Alışılmışın dışında öğrencilerin de tahmin etmeyeceği şekilde değişik bir taktikle 45 dakikalık dersi bitirmiş…

Şu kadarını söyleyelim ki; Derse girdiği zaman ellerinde küçücük kağıtlara yazılmış soruları bulunan öğrencilerin tüm sorularını rahat bir biçimde cevaplandırmış…

Öyle ya…İslam Medeniyetine gelen 100’lerce soruya da cevaplar vermiş...Bu deneyimi nedeniyle hiçbir soruda zorlanmamış...

Belli ki sorular bir mihraktan yönlendirilmekteymiş ve öğretmeni yıpratmaya, müşkül duruma düşürmeye yönelikmiş…

Bir örnek vermesi gerekirse sorunun biri Alevilik-Sünnilik üzerineymiş…Şu anda sorunun ne olduğunu pek hatırlayamıyormuş ama cevap olarak şunu dediğini hatırlıyormuş;

“Hz. Ali’yi sevmek Alevilikse, bütün Sünniler alevidir. Çünkü hepsi Hz. Ali’yi sever. Peygamberimizin damadı olan Ali’nin savaşlarda gösterdiği kahramanlıkları dinleyince kim duygulanmaz ki…Zülfikar adlı kılıcıyla gösterdiği kahramanlıkları kim inkâr ediyor ki…”

Meğer o sınıf geçen yıllarda Din dersi öğretmeni sayın Emin Cansız’a ders yaptırmayan bir sınıfmış…

İlk dakikalarda adeta kavga edecek gibi gözleri çakmak-çakmak olan, sırada otururken adeta kalkacak gibi duran öğrenciler ilerleyen dakikalarda yavaş-yavaş geriye yaslanmışlar…

Çakmak-çakmak olan bakışları sakinleşmiş ve dersin sonunda bir tanesi bile dışarı çıkmadan içerde kalakalmışlar…

Ne yaptılar ne konuştular bilmiyormuş ama, ileriki aylarda Gazi Öğretmeni en çok seven sınıf ve Gazi Öğretmenin de en çok sevdiği öğrencileri olmuşlar…

Gazi Öğretmen ilk dersten çıkıp Öğretmenler odasına girdiği zaman meraklı bakışlar üzerindeymiş…Öğretmenlerin bir kısmıyla tanışmış, henüz bir kısmıyla tanışmamış...

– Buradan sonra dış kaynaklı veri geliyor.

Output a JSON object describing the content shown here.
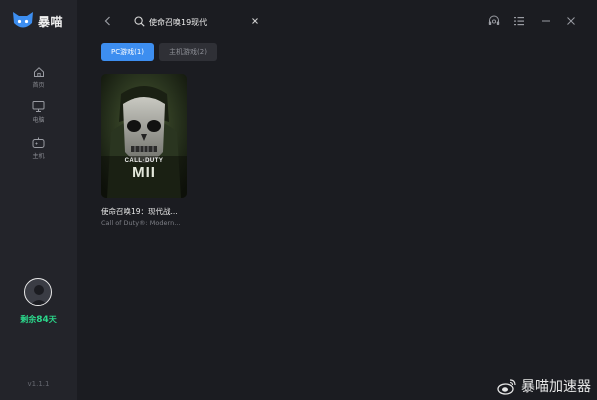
{
  "app": {
    "name": "暴喵",
    "version": "v1.1.1",
    "remaining_prefix": "剩余",
    "remaining_days": "84",
    "remaining_suffix": "天"
  },
  "sidebar": {
    "items": [
      {
        "label": "首页",
        "icon": "home-icon"
      },
      {
        "label": "电脑",
        "icon": "monitor-icon"
      },
      {
        "label": "主机",
        "icon": "gamepad-icon"
      }
    ]
  },
  "search": {
    "value": "使命召唤19现代"
  },
  "tabs": [
    {
      "label": "PC游戏(1)",
      "active": true
    },
    {
      "label": "主机游戏(2)",
      "active": false
    }
  ],
  "results": [
    {
      "title": "使命召唤19：现代战...",
      "subtitle": "Call of Duty®: Modern...",
      "cover_line1": "CALL·DUTY",
      "cover_line2": "MII"
    }
  ],
  "watermark": {
    "text": "暴喵加速器"
  },
  "colors": {
    "accent": "#3d8ef0",
    "remaining": "#2bd98c",
    "sidebar_bg": "#23242a",
    "main_bg": "#1b1c21"
  }
}
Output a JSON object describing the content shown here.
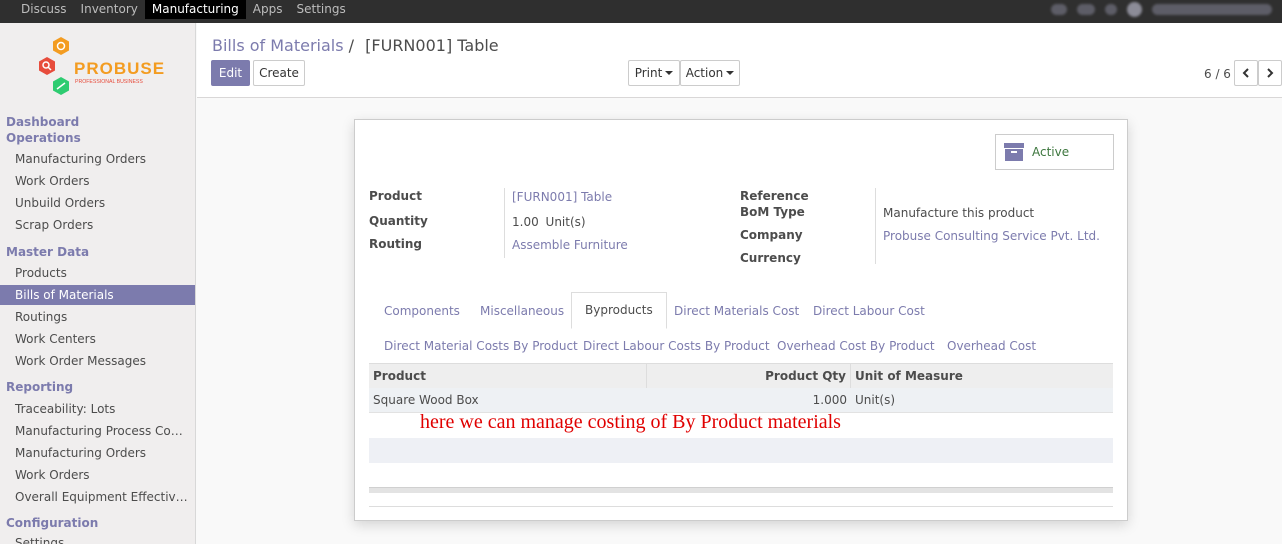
{
  "topbar": {
    "menu": [
      "Discuss",
      "Inventory",
      "Manufacturing",
      "Apps",
      "Settings"
    ],
    "active_index": 2
  },
  "sidebar": {
    "brand": "PROBUSE",
    "brand_tagline": "PROFESSIONAL BUSINESS",
    "sections": [
      {
        "title": "Dashboard",
        "items": []
      },
      {
        "title": "Operations",
        "items": [
          "Manufacturing Orders",
          "Work Orders",
          "Unbuild Orders",
          "Scrap Orders"
        ]
      },
      {
        "title": "Master Data",
        "items": [
          "Products",
          "Bills of Materials",
          "Routings",
          "Work Centers",
          "Work Order Messages"
        ]
      },
      {
        "title": "Reporting",
        "items": [
          "Traceability: Lots",
          "Manufacturing Process Co…",
          "Manufacturing Orders",
          "Work Orders",
          "Overall Equipment Effectiv…"
        ]
      },
      {
        "title": "Configuration",
        "items": [
          "Settings"
        ]
      }
    ],
    "active_item": "Bills of Materials"
  },
  "control_panel": {
    "breadcrumb_parent": "Bills of Materials",
    "breadcrumb_sep": "/",
    "breadcrumb_current": "[FURN001] Table",
    "edit_label": "Edit",
    "create_label": "Create",
    "print_label": "Print",
    "action_label": "Action",
    "pager": "6 / 6"
  },
  "form": {
    "archive_label": "Active",
    "left_fields": [
      {
        "label": "Product",
        "value": "[FURN001] Table",
        "link": true
      },
      {
        "label": "Quantity",
        "value": "1.00",
        "unit": "Unit(s)",
        "link": false
      },
      {
        "label": "Routing",
        "value": "Assemble Furniture",
        "link": true
      }
    ],
    "right_fields": [
      {
        "label": "Reference",
        "value": "",
        "link": false
      },
      {
        "label": "BoM Type",
        "value": "Manufacture this product",
        "link": false
      },
      {
        "label": "Company",
        "value": "Probuse Consulting Service Pvt. Ltd.",
        "link": true
      },
      {
        "label": "Currency",
        "value": "",
        "link": false
      }
    ],
    "tabs_row1": [
      "Components",
      "Miscellaneous",
      "Byproducts",
      "Direct Materials Cost",
      "Direct Labour Cost"
    ],
    "tabs_row2": [
      "Direct Material Costs By Product",
      "Direct Labour Costs By Product",
      "Overhead Cost By Product",
      "Overhead Cost"
    ],
    "active_tab": "Byproducts",
    "table": {
      "headers": [
        "Product",
        "Product Qty",
        "Unit of Measure"
      ],
      "rows": [
        {
          "product": "Square Wood Box",
          "qty": "1.000",
          "uom": "Unit(s)"
        }
      ]
    },
    "annotation": "here we can manage costing of By Product materials"
  },
  "colors": {
    "accent": "#7c7bad",
    "topbar": "#2f2f2f",
    "annotation": "#e00000",
    "active_status": "#3c763d"
  }
}
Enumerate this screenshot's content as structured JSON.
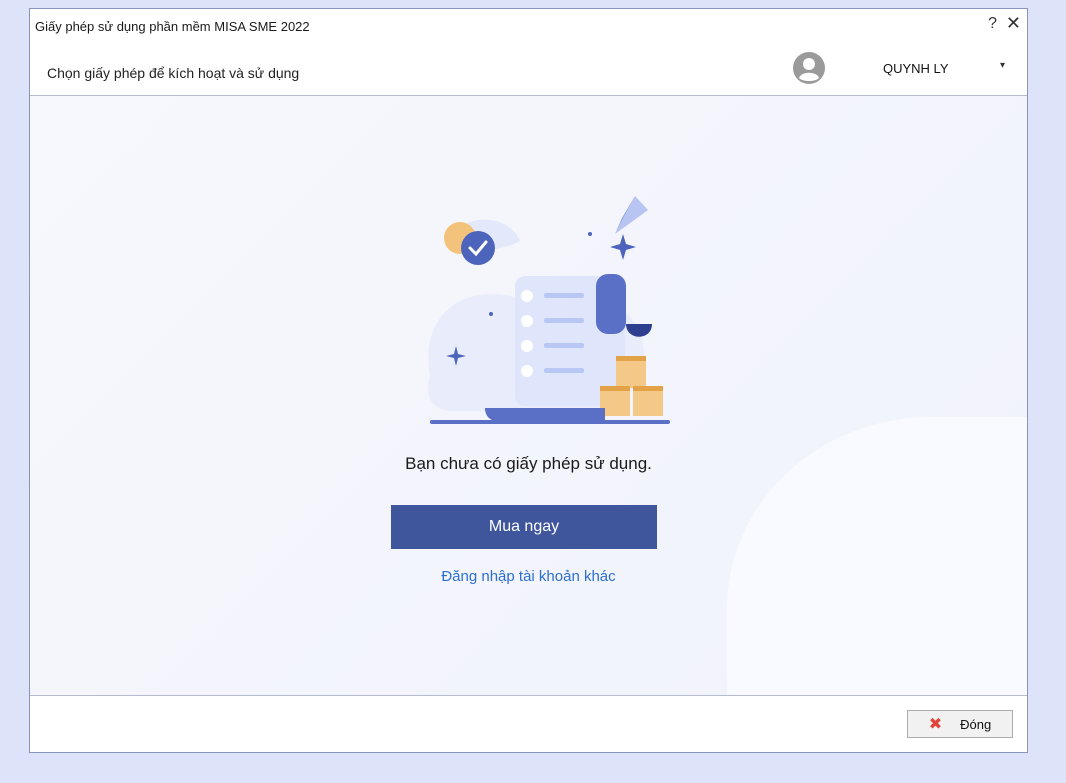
{
  "window": {
    "title": "Giấy phép sử dụng phần mềm MISA SME 2022",
    "help_glyph": "?",
    "close_glyph": "✕"
  },
  "header": {
    "subtitle": "Chọn giấy phép để kích hoạt và sử dụng",
    "user_name": "QUYNH LY",
    "caret_glyph": "▾",
    "avatar_icon": "user-avatar-icon"
  },
  "main": {
    "message": "Bạn chưa có giấy phép sử dụng.",
    "buy_button_label": "Mua ngay",
    "login_link_label": "Đăng nhập tài khoản khác"
  },
  "footer": {
    "close_button_label": "Đóng",
    "close_button_icon": "close-x-icon"
  },
  "colors": {
    "primary": "#3f559c",
    "link": "#2c6fd1",
    "window_bg": "#dde3f8"
  }
}
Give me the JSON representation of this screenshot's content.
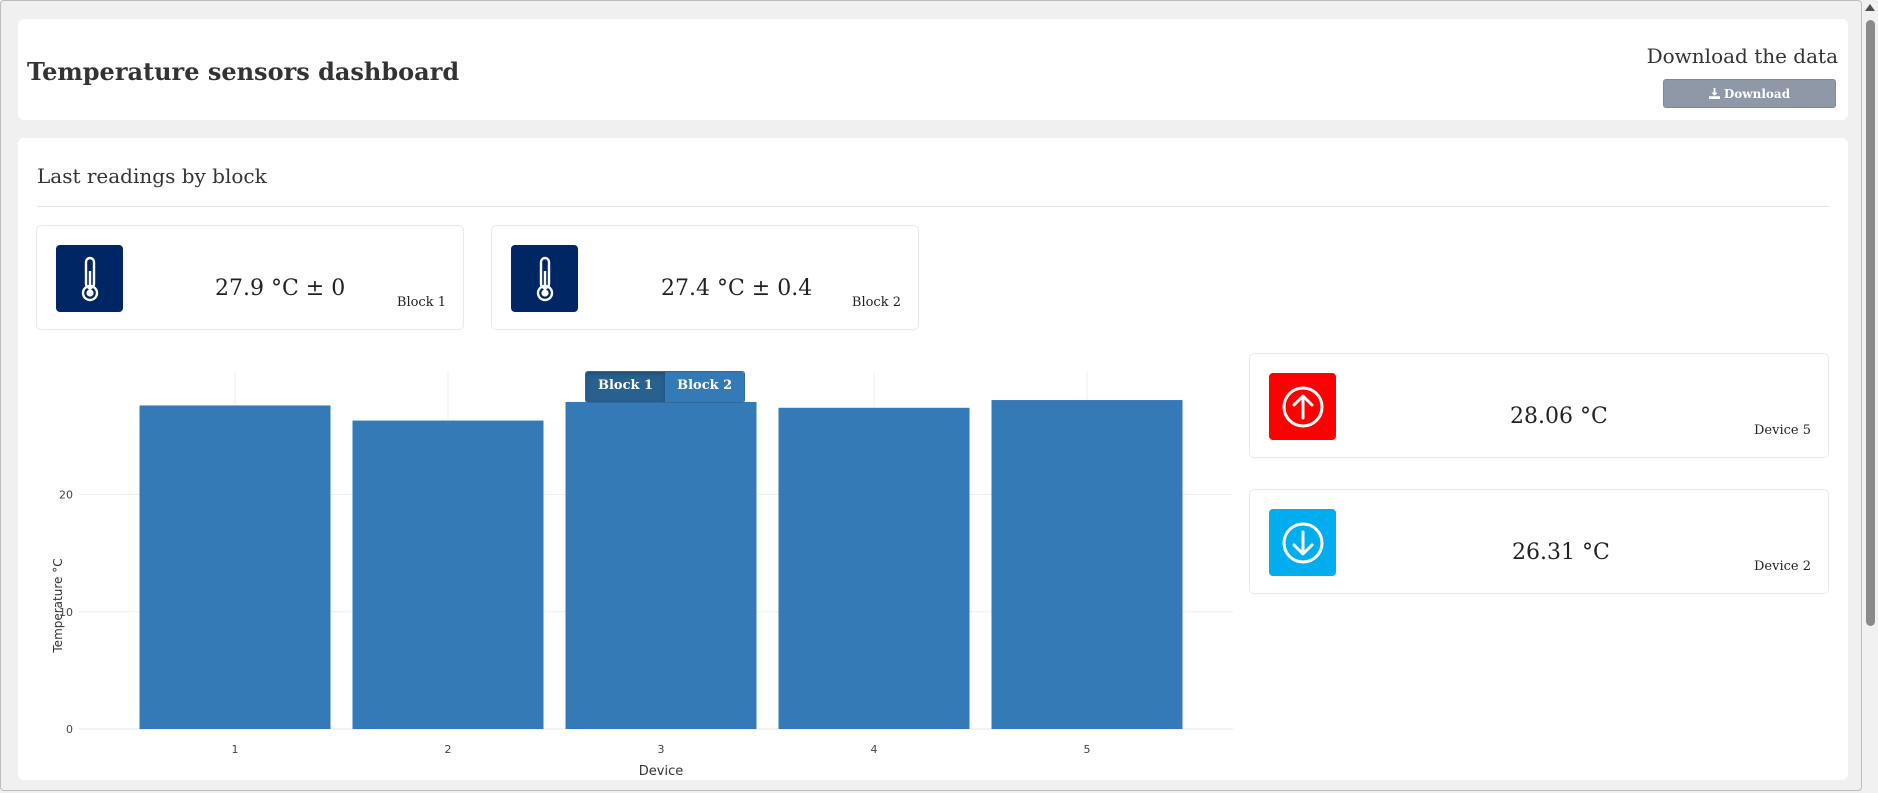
{
  "header": {
    "title": "Temperature sensors dashboard",
    "download_title": "Download the data",
    "download_label": "Download"
  },
  "section": {
    "title": "Last readings by block"
  },
  "blocks": [
    {
      "value": "27.9 °C ± 0",
      "label": "Block 1",
      "icon": "thermometer-icon",
      "color": "#002664"
    },
    {
      "value": "27.4 °C ± 0.4",
      "label": "Block 2",
      "icon": "thermometer-icon",
      "color": "#002664"
    }
  ],
  "extremes": [
    {
      "value": "28.06 °C",
      "label": "Device 5",
      "icon": "arrow-up-circle-icon",
      "color": "#ff0000"
    },
    {
      "value": "26.31 °C",
      "label": "Device 2",
      "icon": "arrow-down-circle-icon",
      "color": "#00aef0"
    }
  ],
  "toggle": {
    "options": [
      "Block 1",
      "Block 2"
    ],
    "selected": "Block 1"
  },
  "chart_data": {
    "type": "bar",
    "categories": [
      "1",
      "2",
      "3",
      "4",
      "5"
    ],
    "values": [
      27.6,
      26.31,
      27.9,
      27.4,
      28.06
    ],
    "xlabel": "Device",
    "ylabel": "Temperature °C",
    "ylim": [
      0,
      29.6
    ],
    "yticks": [
      0,
      10,
      20
    ],
    "grid": true,
    "bar_color": "#337ab7"
  }
}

Dersten en son çıkan ve öğretmenler odasına en son giren Gazi Öğretmen olmuş...Öğretmenler odasına girer girmez gayet moralli bir şekilde selam vermiş hepsinin elini sıkmış…Yeni Eğitim-Öğretim yılının hayırlı olmasını dilemiş…Onlarda şaşırmışlar...

Meğer o sınıfa derse giren bazı sağ görüşlü öğretmenler ya dersi yarıda bırakır çıkar ya dersten sonra öğretmenler odasında dert yanarmış…Bazı öğretmenler de hiç öğretmenler odasına girmezmiş…Bunu ilerleyen aylarda sol görüşlü bir öğretmen arkadaşından öğrenmiş...

O gün 6 saat dersi varmış…Her sınıfa girişinde bir önceki sınıftan daha güzel moralle ders anlatıyormuş...1 hafta böyle geçmiş…

İlk Öğretmen okullarında Din Dersleri mecburi imiş…Meğer geçmiş yıllarda öğrencilere Din derslerinde not silah olarak kullanılmış…Gazi Öğretmen bunu tersine çevirmeliymiş…

İkinci hafta derste bir yolunu bulup sözlü ve yazılı sınavların nasıl olacağını anlatmış…Dinde zorlama yoktu…Öyleyse derslerinde de olmamalıydı…Malum…Her çocuk küçüklüğünde sureleri öğrenir…Alevi’siyle Sünni’siyle bu böyledir…

Sınıflarda demiş ki; “Sözlüde 1 sure bilen 1 numara, 5 sure bilen 5 numara 10 sure bilen 10 numara alacak…”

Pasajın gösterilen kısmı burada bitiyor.